You may be hesitant to incorporate humor into your business presentations, but the reward outweighs the risk.
Here are eight reasons to consider taking the risk and including humor in your speech, introduction or presentation:
- It helps you break the ice, connect with the audience, make a positive impression right off the bat, and be seen as a “real” person.
- It helps you relax. Once you get that first laugh, the rest of your talk will be so much easier, knowing the audience is on your side.
- It makes you more likeable. Humor is a powerful influencer.
- It helps generate interest, and focuses your audience’s attention.
- It reduces hostility, if you are presenting something unpopular or controversial.
- It reduces power gaps, if your position as your audience’s boss gets in the way of open-minded listening.
- It shows you don’t take yourself too seriously.
- It lightens up heavy material, giving the audience a chance to relax and enjoy.
Says Joan Eisenstodt (a former MPI Meeting Planner of the Year, who has booked many speakers), “High content, informational speakers almost always fall flat if they don’t use some humor.”

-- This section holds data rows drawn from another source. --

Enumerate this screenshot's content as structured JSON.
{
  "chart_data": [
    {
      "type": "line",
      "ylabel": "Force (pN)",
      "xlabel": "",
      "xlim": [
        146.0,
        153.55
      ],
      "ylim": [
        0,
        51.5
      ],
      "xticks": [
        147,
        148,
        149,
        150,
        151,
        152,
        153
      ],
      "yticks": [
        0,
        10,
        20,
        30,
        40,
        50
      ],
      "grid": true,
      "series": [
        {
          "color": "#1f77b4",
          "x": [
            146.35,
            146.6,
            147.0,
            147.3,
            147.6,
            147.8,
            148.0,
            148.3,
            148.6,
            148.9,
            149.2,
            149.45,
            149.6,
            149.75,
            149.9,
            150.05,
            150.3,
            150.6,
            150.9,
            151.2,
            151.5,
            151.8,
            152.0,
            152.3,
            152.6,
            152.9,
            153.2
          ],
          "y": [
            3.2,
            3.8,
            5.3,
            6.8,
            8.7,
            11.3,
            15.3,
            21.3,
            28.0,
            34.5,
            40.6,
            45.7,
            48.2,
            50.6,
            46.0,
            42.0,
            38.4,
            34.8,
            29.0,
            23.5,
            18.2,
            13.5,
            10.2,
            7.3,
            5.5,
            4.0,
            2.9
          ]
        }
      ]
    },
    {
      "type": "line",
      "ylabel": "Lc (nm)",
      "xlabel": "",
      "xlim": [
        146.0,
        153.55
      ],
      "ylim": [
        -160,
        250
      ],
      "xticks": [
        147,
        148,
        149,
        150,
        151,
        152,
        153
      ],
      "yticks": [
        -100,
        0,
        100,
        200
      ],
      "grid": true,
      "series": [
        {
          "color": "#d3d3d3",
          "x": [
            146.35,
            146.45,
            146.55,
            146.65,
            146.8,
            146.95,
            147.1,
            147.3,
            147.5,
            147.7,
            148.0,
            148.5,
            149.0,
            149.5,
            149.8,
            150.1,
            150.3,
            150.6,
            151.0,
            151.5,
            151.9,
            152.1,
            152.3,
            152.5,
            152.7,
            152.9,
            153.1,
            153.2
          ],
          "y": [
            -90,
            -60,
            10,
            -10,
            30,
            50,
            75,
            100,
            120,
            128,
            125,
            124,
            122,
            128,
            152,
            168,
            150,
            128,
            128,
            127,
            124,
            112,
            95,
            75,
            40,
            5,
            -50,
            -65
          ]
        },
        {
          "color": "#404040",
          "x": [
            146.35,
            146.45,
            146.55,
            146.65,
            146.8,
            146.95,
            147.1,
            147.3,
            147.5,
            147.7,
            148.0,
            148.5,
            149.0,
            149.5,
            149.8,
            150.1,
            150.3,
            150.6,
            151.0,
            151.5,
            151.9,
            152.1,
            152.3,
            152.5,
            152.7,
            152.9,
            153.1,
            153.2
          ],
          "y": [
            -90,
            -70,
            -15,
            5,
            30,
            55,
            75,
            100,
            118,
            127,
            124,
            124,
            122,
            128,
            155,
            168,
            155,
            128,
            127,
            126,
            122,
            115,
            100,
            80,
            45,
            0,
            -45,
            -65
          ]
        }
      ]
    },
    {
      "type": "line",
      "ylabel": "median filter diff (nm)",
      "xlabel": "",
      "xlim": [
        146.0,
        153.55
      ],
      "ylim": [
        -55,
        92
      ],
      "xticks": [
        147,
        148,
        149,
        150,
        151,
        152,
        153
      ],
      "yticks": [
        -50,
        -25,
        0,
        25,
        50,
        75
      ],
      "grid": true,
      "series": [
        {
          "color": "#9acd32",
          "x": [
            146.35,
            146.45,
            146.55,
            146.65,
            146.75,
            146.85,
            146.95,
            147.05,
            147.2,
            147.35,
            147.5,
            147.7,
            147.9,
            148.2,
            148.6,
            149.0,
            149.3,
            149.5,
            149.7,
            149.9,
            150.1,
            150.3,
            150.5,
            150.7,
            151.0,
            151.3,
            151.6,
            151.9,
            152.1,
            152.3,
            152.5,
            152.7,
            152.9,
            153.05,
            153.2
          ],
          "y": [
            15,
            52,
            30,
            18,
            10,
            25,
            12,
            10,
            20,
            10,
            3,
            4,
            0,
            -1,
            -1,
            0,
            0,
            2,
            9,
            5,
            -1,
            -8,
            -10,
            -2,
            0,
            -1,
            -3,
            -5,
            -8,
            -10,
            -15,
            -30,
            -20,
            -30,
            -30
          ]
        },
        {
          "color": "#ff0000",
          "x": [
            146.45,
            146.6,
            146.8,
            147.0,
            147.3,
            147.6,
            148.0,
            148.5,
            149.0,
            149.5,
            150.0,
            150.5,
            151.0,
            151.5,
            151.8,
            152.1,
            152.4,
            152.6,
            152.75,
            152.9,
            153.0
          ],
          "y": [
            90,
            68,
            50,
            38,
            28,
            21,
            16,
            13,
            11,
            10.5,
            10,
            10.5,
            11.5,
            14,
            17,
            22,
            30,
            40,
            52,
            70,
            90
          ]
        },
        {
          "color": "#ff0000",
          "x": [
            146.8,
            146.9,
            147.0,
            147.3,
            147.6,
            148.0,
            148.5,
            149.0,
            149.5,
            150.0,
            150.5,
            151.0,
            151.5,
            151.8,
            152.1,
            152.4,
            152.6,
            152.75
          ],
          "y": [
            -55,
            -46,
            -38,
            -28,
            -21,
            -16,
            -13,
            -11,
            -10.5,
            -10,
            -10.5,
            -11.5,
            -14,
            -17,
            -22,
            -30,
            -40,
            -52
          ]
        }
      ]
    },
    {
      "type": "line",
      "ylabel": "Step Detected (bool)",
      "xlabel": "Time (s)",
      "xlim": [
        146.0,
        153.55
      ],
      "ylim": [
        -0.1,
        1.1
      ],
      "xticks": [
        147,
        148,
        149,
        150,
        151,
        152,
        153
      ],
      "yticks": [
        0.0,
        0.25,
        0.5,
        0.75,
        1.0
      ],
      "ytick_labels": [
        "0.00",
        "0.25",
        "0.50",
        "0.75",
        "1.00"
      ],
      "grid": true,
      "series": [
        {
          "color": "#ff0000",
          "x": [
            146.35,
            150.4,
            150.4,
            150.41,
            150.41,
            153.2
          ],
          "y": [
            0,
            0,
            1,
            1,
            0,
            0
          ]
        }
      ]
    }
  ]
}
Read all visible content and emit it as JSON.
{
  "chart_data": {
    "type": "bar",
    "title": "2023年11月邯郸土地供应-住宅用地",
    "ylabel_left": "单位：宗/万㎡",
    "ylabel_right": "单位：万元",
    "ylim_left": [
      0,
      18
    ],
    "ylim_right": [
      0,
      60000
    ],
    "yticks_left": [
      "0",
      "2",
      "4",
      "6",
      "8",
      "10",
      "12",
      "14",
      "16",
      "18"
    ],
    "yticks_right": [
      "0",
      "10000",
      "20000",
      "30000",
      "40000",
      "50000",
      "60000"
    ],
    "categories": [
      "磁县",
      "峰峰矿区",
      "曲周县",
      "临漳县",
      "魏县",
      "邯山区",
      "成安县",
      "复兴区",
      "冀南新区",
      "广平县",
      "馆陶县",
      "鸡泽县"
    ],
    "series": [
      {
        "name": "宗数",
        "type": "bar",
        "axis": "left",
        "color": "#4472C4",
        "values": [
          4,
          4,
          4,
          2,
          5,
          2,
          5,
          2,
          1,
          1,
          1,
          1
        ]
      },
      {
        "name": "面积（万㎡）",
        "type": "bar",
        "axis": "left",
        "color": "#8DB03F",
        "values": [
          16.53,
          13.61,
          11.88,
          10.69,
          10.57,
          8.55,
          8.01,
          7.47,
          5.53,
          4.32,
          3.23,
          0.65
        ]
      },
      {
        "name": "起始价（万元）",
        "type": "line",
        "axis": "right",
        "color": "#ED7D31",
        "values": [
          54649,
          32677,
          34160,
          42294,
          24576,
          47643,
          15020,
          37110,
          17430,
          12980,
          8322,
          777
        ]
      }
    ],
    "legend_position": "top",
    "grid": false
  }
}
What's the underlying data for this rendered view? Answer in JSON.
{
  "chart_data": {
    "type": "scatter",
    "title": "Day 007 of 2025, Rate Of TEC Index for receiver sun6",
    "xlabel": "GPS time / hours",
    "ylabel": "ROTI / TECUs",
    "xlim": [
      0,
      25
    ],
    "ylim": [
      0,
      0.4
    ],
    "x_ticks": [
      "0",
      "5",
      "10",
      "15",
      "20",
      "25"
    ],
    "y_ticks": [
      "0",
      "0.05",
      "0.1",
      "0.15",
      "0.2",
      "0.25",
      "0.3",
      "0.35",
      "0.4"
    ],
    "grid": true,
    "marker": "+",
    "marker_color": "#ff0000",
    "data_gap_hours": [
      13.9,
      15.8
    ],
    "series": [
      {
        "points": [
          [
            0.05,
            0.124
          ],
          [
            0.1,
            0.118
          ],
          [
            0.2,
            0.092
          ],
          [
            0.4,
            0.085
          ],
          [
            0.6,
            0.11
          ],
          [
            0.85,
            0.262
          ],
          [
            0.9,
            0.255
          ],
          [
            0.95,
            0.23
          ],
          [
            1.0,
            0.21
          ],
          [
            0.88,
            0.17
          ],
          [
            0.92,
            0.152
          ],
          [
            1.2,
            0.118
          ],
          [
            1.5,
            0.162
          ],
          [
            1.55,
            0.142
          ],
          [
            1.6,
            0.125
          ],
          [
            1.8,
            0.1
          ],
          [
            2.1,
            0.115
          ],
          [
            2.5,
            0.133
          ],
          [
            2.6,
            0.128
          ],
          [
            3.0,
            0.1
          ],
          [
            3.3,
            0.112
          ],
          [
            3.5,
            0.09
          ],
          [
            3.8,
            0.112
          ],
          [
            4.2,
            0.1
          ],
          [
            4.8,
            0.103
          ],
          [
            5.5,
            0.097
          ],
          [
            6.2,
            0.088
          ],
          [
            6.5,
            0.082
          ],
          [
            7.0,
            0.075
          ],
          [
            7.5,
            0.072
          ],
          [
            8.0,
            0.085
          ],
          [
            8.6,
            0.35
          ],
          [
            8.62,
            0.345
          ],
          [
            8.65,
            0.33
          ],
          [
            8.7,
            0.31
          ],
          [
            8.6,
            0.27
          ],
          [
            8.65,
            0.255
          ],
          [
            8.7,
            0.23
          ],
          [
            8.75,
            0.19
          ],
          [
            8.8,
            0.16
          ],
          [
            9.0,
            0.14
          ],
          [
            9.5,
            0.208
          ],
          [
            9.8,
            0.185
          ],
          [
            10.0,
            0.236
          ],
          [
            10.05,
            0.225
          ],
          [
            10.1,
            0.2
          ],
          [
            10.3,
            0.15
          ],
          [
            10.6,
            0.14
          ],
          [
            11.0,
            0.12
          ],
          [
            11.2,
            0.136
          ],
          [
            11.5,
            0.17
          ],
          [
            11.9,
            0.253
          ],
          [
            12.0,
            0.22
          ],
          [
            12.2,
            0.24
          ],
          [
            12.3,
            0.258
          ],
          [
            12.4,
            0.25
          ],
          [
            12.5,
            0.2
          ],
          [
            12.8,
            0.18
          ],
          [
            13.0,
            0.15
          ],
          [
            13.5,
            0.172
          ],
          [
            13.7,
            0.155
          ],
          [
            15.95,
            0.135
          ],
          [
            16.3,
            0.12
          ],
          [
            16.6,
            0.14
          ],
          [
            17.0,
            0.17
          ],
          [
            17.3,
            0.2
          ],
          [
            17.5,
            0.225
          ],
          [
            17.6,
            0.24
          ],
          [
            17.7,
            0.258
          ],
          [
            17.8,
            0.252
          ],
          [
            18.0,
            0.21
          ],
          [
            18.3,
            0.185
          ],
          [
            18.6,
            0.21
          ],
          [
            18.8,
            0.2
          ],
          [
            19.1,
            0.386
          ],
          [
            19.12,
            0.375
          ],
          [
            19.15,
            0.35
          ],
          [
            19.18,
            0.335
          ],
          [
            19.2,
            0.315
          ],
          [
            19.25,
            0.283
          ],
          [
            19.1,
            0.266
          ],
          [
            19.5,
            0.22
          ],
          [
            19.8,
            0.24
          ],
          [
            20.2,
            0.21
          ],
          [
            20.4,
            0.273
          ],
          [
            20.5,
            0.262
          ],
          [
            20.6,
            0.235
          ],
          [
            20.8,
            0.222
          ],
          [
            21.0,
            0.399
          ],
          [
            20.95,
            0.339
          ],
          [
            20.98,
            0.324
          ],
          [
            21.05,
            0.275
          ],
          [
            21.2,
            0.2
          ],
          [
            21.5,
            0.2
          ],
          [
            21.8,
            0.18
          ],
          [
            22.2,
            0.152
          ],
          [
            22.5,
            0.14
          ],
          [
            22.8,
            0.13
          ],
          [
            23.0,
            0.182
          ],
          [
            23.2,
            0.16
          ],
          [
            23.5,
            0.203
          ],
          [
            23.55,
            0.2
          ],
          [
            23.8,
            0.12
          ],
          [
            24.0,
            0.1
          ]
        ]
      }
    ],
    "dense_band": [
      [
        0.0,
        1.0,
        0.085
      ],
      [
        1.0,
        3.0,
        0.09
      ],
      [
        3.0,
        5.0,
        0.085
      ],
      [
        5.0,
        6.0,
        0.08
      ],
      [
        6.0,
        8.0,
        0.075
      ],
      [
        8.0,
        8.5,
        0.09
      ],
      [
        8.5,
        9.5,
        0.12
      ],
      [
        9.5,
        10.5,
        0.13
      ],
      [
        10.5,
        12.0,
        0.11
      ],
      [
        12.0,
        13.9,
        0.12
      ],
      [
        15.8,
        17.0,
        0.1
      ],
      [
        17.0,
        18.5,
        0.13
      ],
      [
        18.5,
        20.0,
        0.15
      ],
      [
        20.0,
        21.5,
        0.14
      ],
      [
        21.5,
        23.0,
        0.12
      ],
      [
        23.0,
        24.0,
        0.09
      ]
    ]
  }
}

You don’t have to be Tina Fey, David Letterman or Seth MacFarlane to learn how to incorporate humor into your presentations. Here are four tips:
- Know your audience members and their interests. Don’t expect senior citizens and college kids to laugh at the same things.
- When you have an anecdote or lines you think are funny, practice them, and get some feedback before your presentation.
- It’s OK to use yourself as the butt of your own jokes, but only in a warm and gently self-deprecating way. No one likes to hear others putting themselves down, so there is a fine line. Make sure you smile, so others know it is an attempt at humor.
- Timing is important. Practice how long the most effective pause before your anecdote, and its punch line, should be.
If you deliver many presentations, and just can’t find any way of injecting humor into them, you might need professional help. Yes, there are humor coaches out there, and even writers who can inject a dose of wit into your talks for you.